Seashells in the West Indies

Seashells, they are beautiful, durable and found in waters around the world.  Everybody loves seashells.  Some beautiful ones can be found washed up along the islands that separate the Atlantic ocean from the Caribbean Sea.  You can find a lot of books about seashells, both of the world and of the Caribbean.  The main problem with them is that they have too many seashells, most people will only find a few different types.  So,what are some of the more common seashells found on Caribbean beaches?

One good book for Identification purposes is “Seashells of the Caribbean” by Leslie Sutton.  If you just look through the many excellent color photographs, you will start to get an idea of the diversity and of which shells you have found.  There are lots of West Indian Top shells around and beach with rocks near by.  You will also find this shell wandering inland as it is commonly used but hermit crabs for homes, and hermit crabs in the Caribbean live on land in many islands!
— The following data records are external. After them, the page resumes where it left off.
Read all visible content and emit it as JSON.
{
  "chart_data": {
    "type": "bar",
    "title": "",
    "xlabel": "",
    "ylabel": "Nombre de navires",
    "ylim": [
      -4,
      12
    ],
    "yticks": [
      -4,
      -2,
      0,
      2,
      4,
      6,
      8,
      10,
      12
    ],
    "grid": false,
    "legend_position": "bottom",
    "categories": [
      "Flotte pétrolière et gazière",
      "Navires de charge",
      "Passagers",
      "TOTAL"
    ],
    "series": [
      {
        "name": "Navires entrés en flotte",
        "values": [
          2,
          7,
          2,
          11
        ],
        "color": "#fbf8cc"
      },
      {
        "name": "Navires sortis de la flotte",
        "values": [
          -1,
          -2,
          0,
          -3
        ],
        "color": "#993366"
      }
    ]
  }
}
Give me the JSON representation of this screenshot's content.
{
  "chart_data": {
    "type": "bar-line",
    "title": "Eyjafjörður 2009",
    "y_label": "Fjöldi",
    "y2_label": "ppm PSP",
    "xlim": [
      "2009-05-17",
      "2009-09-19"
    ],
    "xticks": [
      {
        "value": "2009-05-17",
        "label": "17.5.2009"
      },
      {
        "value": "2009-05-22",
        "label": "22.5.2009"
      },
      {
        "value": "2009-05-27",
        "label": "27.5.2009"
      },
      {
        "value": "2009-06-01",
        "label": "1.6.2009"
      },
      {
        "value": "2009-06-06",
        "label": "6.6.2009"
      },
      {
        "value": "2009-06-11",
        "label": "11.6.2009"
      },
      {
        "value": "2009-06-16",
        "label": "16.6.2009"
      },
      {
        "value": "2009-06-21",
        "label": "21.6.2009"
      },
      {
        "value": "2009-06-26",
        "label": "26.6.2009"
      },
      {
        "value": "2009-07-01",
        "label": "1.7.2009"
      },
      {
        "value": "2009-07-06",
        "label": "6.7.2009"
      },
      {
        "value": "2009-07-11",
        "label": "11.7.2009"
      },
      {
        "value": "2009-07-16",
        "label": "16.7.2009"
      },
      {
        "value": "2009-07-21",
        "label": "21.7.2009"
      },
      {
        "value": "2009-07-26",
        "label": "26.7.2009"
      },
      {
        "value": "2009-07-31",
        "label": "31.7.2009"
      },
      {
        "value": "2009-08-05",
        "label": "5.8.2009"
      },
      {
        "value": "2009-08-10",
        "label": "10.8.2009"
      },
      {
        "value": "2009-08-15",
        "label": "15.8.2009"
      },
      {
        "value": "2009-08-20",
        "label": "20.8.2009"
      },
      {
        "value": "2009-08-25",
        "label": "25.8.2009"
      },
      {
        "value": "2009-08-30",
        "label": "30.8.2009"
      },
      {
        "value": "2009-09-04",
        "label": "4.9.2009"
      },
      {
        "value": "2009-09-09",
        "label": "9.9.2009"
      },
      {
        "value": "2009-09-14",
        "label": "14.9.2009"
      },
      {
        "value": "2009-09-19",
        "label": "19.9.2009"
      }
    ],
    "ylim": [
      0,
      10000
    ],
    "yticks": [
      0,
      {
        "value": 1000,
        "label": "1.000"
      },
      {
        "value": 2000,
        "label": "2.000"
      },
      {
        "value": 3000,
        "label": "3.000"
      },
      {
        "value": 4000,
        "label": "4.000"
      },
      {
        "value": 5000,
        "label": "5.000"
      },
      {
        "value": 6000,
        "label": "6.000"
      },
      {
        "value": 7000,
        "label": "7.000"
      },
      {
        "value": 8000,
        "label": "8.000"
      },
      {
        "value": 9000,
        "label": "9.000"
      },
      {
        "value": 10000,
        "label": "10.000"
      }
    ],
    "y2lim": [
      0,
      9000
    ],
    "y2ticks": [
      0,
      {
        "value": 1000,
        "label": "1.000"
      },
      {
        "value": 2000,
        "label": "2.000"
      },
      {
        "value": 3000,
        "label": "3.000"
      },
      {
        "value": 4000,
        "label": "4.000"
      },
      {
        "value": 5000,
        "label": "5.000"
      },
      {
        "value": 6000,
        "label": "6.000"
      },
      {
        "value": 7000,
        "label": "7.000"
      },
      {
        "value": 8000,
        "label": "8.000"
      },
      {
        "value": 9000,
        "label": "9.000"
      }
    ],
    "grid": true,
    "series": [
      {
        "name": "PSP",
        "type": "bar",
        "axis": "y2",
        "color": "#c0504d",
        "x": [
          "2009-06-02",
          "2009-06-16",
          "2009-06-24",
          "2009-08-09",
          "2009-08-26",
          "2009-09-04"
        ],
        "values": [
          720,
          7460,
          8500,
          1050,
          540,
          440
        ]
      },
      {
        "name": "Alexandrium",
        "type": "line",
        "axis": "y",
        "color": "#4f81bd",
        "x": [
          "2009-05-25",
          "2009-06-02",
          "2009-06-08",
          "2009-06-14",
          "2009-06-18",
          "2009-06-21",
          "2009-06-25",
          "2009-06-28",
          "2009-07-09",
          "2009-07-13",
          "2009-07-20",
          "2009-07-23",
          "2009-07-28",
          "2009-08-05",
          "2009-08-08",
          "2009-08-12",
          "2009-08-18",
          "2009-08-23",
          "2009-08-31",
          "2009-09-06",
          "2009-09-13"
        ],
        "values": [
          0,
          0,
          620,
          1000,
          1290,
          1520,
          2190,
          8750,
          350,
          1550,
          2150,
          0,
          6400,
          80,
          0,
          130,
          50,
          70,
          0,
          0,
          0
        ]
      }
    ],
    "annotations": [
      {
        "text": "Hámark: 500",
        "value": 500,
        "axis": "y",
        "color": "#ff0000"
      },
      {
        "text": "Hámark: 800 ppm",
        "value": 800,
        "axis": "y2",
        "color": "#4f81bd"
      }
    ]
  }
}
Then there is the large, beautiful, pink Queen Conch.  It is spiral, weighs about 3 pounds (1.5 kg) and has a pink flange.  The older shells can have the color bleached out by the sun.  These are often made into lamps and desk ornaments, but you need to be aware that, while the Queen Conch is common in the Caribbean, it is an endangered species in many countries and protected under Conference in International Trade in Endangered Species.  This mean you need permits to take it into the United States and many countries!

There are also numerous little spiral seashells which are types of periwinkles (not the flowers) and nerites.  They look like very small, dense snail shells and live ones can be found crawling along rocks in the intertidal zones.  They are usually gray of black and white, nice shapes and a convenient size for earrings, but not very colorful.

There are also lots of “bubble Shells”, Bulla striata.  They are small, delicate, and really pretty, and everywhere!  Along with them you will find small clam shells which are locally known as “cockles”.  These are easy to collect, not protected, and especially nice for young children.

Other shells that might be encountered, but not as common include small cone shells, sundial shells, cowries, and lots of little micro-shells, they are only a mm long in some cases!

Look and enjoy seashells found along the Caribbean shore, they are common!